In fact, diversification helped strengthen the farming operation itself.

  • It created stability.
  • It reduced pressure on the farm during difficult periods.
  • It created income streams that allowed investment back into the wider business.
  • It allowed specialist management to be employed.
  • And perhaps most importantly, it created the time and headspace to focus on farming properly and continue growing the farming side of the business.

The result was not less farming.  In many ways, it enabled more.  Land has continued to be farmed.  Additional land has been taken on in other locations.  Investment and long-term thinking became more possible because the businesses were no longer relying on a single income source to carry everything alone.

So when people say:

“If the profitable part of the business is weddings or events, why farm the land at all?”

Perhaps the better question is:

“If diversification allows a farm to continue farming, why is that seen as failure?”

Because the uncomfortable truth is this:

If British farming businesses are expected to survive solely on increasingly squeezed margins whilst facing rising costs, policy uncertainty, labour pressures, environmental demands and volatile markets, many simply will not survive long term without adaptation.

And Britain still needs farmers.

We still need domestic food production.
We still need rural businesses.
We still need people managing land, producing food and investing in the countryside.

So perhaps diversification should not always be viewed as “moving away” from farming.

Sometimes it is exactly what allows farming to continue.  Of course, diversification is not a magic fix.

Poor decision-making, unsustainable models or unrealistic projects can create just as many problems as they solve. Diversification should never simply become a distraction from underlying business issues. But equally, adaptation has always been part of farming.

Farmers have continually evolved over generations:

  • new machinery
  • new technologies
  • contract farming
  • renewable energy
  • direct sales
  • environmental schemes
  • collaboration
  • tourism
  • commercial property
  • alternative enterprises.

Diversification is simply another version of that evolution.
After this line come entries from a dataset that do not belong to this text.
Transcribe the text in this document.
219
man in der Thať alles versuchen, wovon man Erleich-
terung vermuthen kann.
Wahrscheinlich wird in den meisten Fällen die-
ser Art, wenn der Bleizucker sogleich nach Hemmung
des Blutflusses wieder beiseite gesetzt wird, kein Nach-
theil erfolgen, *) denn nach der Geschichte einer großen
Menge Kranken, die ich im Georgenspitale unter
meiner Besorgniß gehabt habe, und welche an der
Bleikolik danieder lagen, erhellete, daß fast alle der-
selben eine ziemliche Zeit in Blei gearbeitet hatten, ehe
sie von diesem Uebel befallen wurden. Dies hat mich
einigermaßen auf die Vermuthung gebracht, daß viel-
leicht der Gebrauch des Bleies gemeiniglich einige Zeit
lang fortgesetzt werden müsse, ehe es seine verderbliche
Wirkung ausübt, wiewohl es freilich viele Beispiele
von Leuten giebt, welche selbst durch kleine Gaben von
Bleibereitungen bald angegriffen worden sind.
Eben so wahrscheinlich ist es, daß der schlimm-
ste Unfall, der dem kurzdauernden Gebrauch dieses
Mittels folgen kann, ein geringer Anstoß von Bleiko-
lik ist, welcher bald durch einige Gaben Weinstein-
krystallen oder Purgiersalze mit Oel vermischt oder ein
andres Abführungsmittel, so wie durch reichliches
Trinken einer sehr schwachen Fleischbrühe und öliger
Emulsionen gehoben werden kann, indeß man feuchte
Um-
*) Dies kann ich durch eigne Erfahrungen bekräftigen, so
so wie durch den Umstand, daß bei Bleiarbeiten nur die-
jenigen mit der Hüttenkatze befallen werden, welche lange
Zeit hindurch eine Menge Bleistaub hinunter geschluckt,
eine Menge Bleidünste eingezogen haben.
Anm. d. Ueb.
And for many farming families, it is becoming less about “growth” and more about resilience.

About creating businesses that can absorb difficult years.

About generating income that allows reinvestment into better technology, infrastructure and people.
About creating opportunities for future generations to stay connected to the farm rather than feeling forced to leave it behind altogether.

Because perhaps one of the greatest risks facing farming today is not diversification itself.  It is the idea that farms should simply accept decline rather than find new ways to survive through it.

At The Diversified Farmer, we believe diversification should not be viewed as giving up on farming.  When done properly, it can be one of the strongest tools available to protect it.

Not replacing the farm.
Supporting it.
Strengthening it.

And giving it the best possible chance of surviving for generations to come.